The UNDP concludes that most Arab countries are providing both too little  education and the wrong kind, creating “a major mismatch” between what Arab education systems are teaching their youth and the needs of their own labour markets.

Arab countries have the world’s lowest level of information “connectivity” – the percentage of people who use the Internet and those with access to a personal computer.
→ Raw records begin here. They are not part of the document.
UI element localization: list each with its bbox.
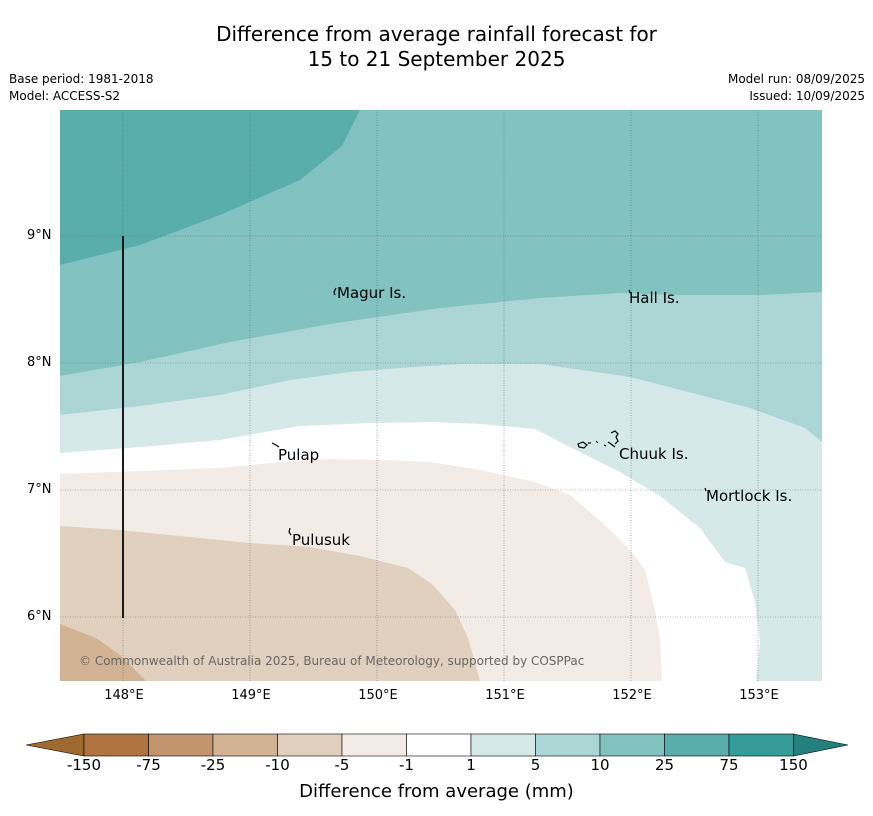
- lon-label-151e: 151°E: [485, 688, 525, 703]
- model-run-text: Model run: 08/09/2025: [727, 72, 865, 86]
- colorbar-extend-high: [793, 733, 849, 757]
- lat-label-9n: 9°N: [27, 228, 52, 243]
- lat-label-7n: 7°N: [27, 482, 52, 497]
- place-chuuk: Chuuk Is.: [619, 445, 688, 463]
- base-period-text: Base period: 1981-2018: [9, 72, 154, 86]
- place-hall: Hall Is.: [629, 289, 680, 307]
- colorbar-extend-low: [26, 733, 85, 757]
- place-pulap: Pulap: [278, 446, 319, 464]
- colorbar-tick-label: -75: [136, 756, 161, 774]
- colorbar-segment: [535, 733, 601, 757]
- colorbar-tick-label: 10: [590, 756, 610, 774]
- forecast-map: Magur Is. Hall Is. Pulap Chuuk Is. Mortl…: [60, 110, 822, 681]
- lat-label-8n: 8°N: [27, 355, 52, 370]
- colorbar-tick-label: -10: [265, 756, 290, 774]
- colorbar-segment: [664, 733, 730, 757]
- title-line-2: 15 to 21 September 2025: [307, 47, 566, 71]
- lon-label-152e: 152°E: [612, 688, 652, 703]
- colorbar-tick-label: -5: [334, 756, 350, 774]
- colorbar-segment: [728, 733, 794, 757]
- lon-label-150e: 150°E: [358, 688, 398, 703]
- copyright-text: © Commonwealth of Australia 2025, Bureau…: [79, 654, 584, 668]
- colorbar-segment: [599, 733, 665, 757]
- meta-right: Model run: 08/09/2025 Issued: 10/09/2025: [728, 71, 865, 105]
- meta-left: Base period: 1981-2018 Model: ACCESS-S2: [9, 71, 154, 105]
- lon-label-148e: 148°E: [104, 688, 144, 703]
- lat-label-6n: 6°N: [27, 609, 52, 624]
- colorbar-label: Difference from average (mm): [299, 781, 574, 802]
- issued-text: Issued: 10/09/2025: [749, 89, 865, 103]
- graticule: [60, 110, 822, 681]
- place-magur: Magur Is.: [337, 284, 406, 302]
- colorbar-segment: [341, 733, 407, 757]
- colorbar-tick-label: 75: [719, 756, 739, 774]
- colorbar-segment: [148, 733, 214, 757]
- place-pulusuk: Pulusuk: [292, 531, 350, 549]
- colorbar-segment: [406, 733, 472, 757]
- colorbar: [26, 733, 849, 757]
- colorbar-segment: [470, 733, 536, 757]
- lon-label-149e: 149°E: [231, 688, 271, 703]
- colorbar-tick-label: 1: [466, 756, 476, 774]
- colorbar-tick-label: -1: [399, 756, 414, 774]
- colorbar-segment: [83, 733, 149, 757]
- colorbar-tick-label: 5: [530, 756, 541, 774]
- lon-label-153e: 153°E: [739, 688, 779, 703]
- map-title: Difference from average rainfall forecas…: [0, 22, 873, 72]
- place-mortlock: Mortlock Is.: [706, 487, 792, 505]
- title-line-1: Difference from average rainfall forecas…: [216, 22, 657, 46]
- band-minus-10-minus-5: [60, 526, 480, 681]
- colorbar-segment: [212, 733, 278, 757]
- band-25-75: [60, 110, 360, 265]
- colorbar-tick-label: -150: [66, 756, 102, 774]
- band-minus-25-minus-10: [60, 624, 146, 681]
- model-text: Model: ACCESS-S2: [9, 89, 121, 103]
- colorbar-tick-label: 25: [654, 756, 675, 774]
- colorbar-segment: [277, 733, 343, 757]
- colorbar-tick-label: 150: [779, 756, 808, 774]
- colorbar-tick-label: -25: [200, 756, 226, 774]
- island-outlines: [271, 287, 707, 536]
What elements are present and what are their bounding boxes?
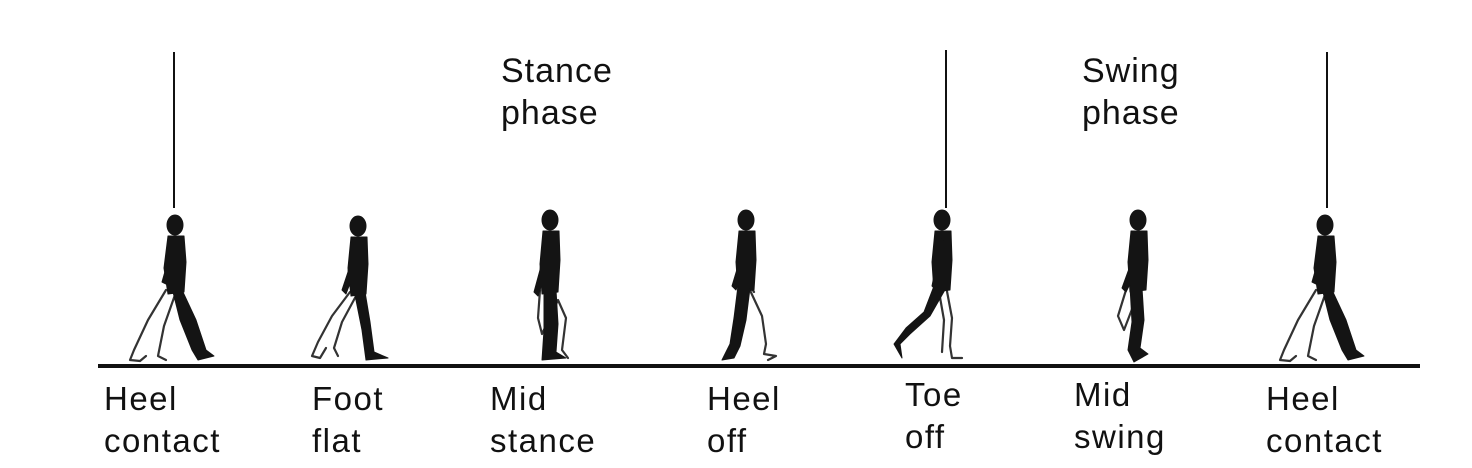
walker-figure-heel-contact-end: [1278, 214, 1365, 363]
event-label-line1: Heel: [707, 380, 781, 417]
event-label-heel-contact-end: Heel contact: [1266, 380, 1383, 459]
event-label-line2: off: [905, 418, 946, 455]
walker-figure-heel-off: [721, 209, 778, 362]
phase-title-stance: Stance phase: [501, 52, 613, 132]
phase-title-line1: Stance: [501, 52, 613, 90]
walker-figure-mid-stance: [533, 209, 570, 361]
event-label-foot-flat: Foot flat: [312, 380, 384, 459]
event-label-line1: Toe: [905, 376, 963, 413]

More than half the Arab women are illiterate and the “utilization of Arab women’s capabilities through political and economic participation remains the lowest in the world, in quantitative terms”, the report said.

Should  Saudi Arabia and the Arab countries, which are richer than they are developed,  be the models of development for Malaysia to emulate as advocated by PAS, when the quality of  human development enjoyed by Malaysians are by and large very much higher in  the country – although Malaysians rightly demand higher standards of  political, economic, educational, social, cultural and religious life and attainments so that Malaysia can be ranked among the world’s  first 20 instead of among the first 60 nations in the annual UNDP Human Development Index (HDI).

It would appear that PAS would want Malaysia to be in the company of nations ranked between 70th and 140th placings in the UNDP Human Development Index (presently occupied by Saudi Arabia and Sudan).

Malaysia should not follow the model of Saudi Arabia and Sudan as proposed by PAS but emulate  the best features from the 20 countries with the highest  UNDP  human development index, namely:  Norway, Sweden, Canada, Belgium, Australia, United States, Iceland, Netherlands, Japan, Finland, Switzerland, France, United Kingdom, Denmark, Austria, Luxembourg, Germany, Ireland, New Zealand and Italy.